Suicide note from the living
The following words were written from a deeply suicidal state of mind, at some point in late May or early June of 2017.
It was intended as a suicide note.
In a welcome twist of irony, ventilating all of these thoughts and feelings through writing was a cathartic enough act to subdue the part of me that was ready to end it all.
After writing it, I fell asleep and woke up the next day with enough hope to go on living.
I share it now as an honest expression from the edge of a proverbial cliff, overlooking an endless abyss.
It comes from a tired, hateful, defeated place.
It’s a piece of the puzzle of my life.
Maybe you’ll relate to some of it. Or maybe nothing could be more foreign.
Either way, it’s an opportunity to build relation and understanding.
Anyway, here we go.
No mincing words.
If you’re reading this, I’m dead.
And I suppose you may think that’s a terrible tragedy.
If I were born a cow or pig, you would pay for my torture & execution, and then you’d fucking eat my flesh.
Don’t you realize?
The same spark of life that’s in you and I is also in cows and pigs. Fish and chicken. Mice and fleas.
Threaten any of these beings with violence, and what happens?
They try to survive…
One thing for sure that every sentient being has in common is a will to live…
If you don’t care about other beings’ will to live, then don’t you fucking dare act like my death is a tragedy.
I can’t stand how brainwashed this world is.
No, not the world. Just the people.
Society doesn’t stand up to even the most basic critical thinking and scrutiny.
If more people cared, we could come together and change it.
Change is not a pie-in-the-sky ideal.
But people are lazy. They don’t like to think through their own contradictions to find congruency with coherency.
People are so focused on judging and categorizing others that they fail to strike a balance within.
Obviously, I’m no exception.
I’ve chosen to end my life, because I’m paralyzed in my judgment of the external, to the point I’ve run out of hope that I’ll ever be able to find a way to function in this world.
In 2015, I was for the briefest of summers, happier than I’ve ever been in my life.
But the means and method of the happiness was stigmatized, and resulted in total alienation and abandonment from my family and friends.

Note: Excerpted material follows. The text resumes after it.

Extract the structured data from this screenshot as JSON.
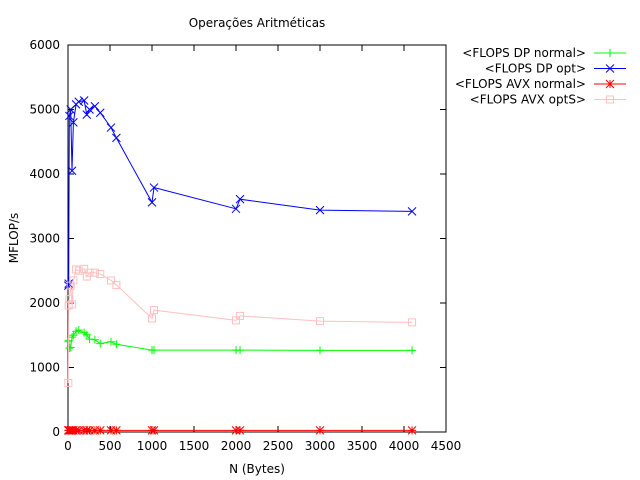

The two years since then has been the loneliest, most alienating and depressing time of my life. And this is after 36 years of sadness, chaos, not fitting in, & not functioning in society.
My life has been a shit show since before I was born.
My mom has made it a point to let me know time and time again, I’ve never made life easy for her, even in the womb.
Unquestioningly, I’ve spent more of my life miserable than content or happy.
And the thing is, I know I have a lot to offer.
I value my way of thinking, my philosophical nature, my ideas and ambitions and compassion for all living things.
But I don’t fit.
There is no place for me here. I’m an anomaly, born in the wrong time and place.
I don’t belong here. I never did.
Don’t act like I do. Don’t act like you cared for me and understood me more than you did. It’s that kind of inauthenticity that fucking boils my ass to begin with.
My death is not a tragedy.
Tragedy is the inequality that you’ve accepted as a way of life.
What’s tragic is your fetish for money and living lives that humans were never meant for, to distract yourselves from all the things that really matter.
Ethnocentrism is tragic. Nationalism.
The idea that some people matter more than others based on wealth or location.
What’s tragic is the delusion in this world.
My suicide is a simple case of cause & effect.
The cause is that I did the best I could with what I was given, and in the end it didn’t matter. That’s the tragic part. My suicide is the happy ending to all that noise.
At last, I can get some peace.
Can’t you see the good in that?
If you think I’m just being selfish, then fuck you.
You don’t know what it’s like to be me. If you did, you’d be writing this.
I’ve spent my life caring about others. Maybe too much. I’ve learned to love terrorists. I’ve striven to empathize with beings from every walk of life. I.Fucking.Care.
And now, I’m just ready to sleep.
Happy trails to you ‘till we meet again.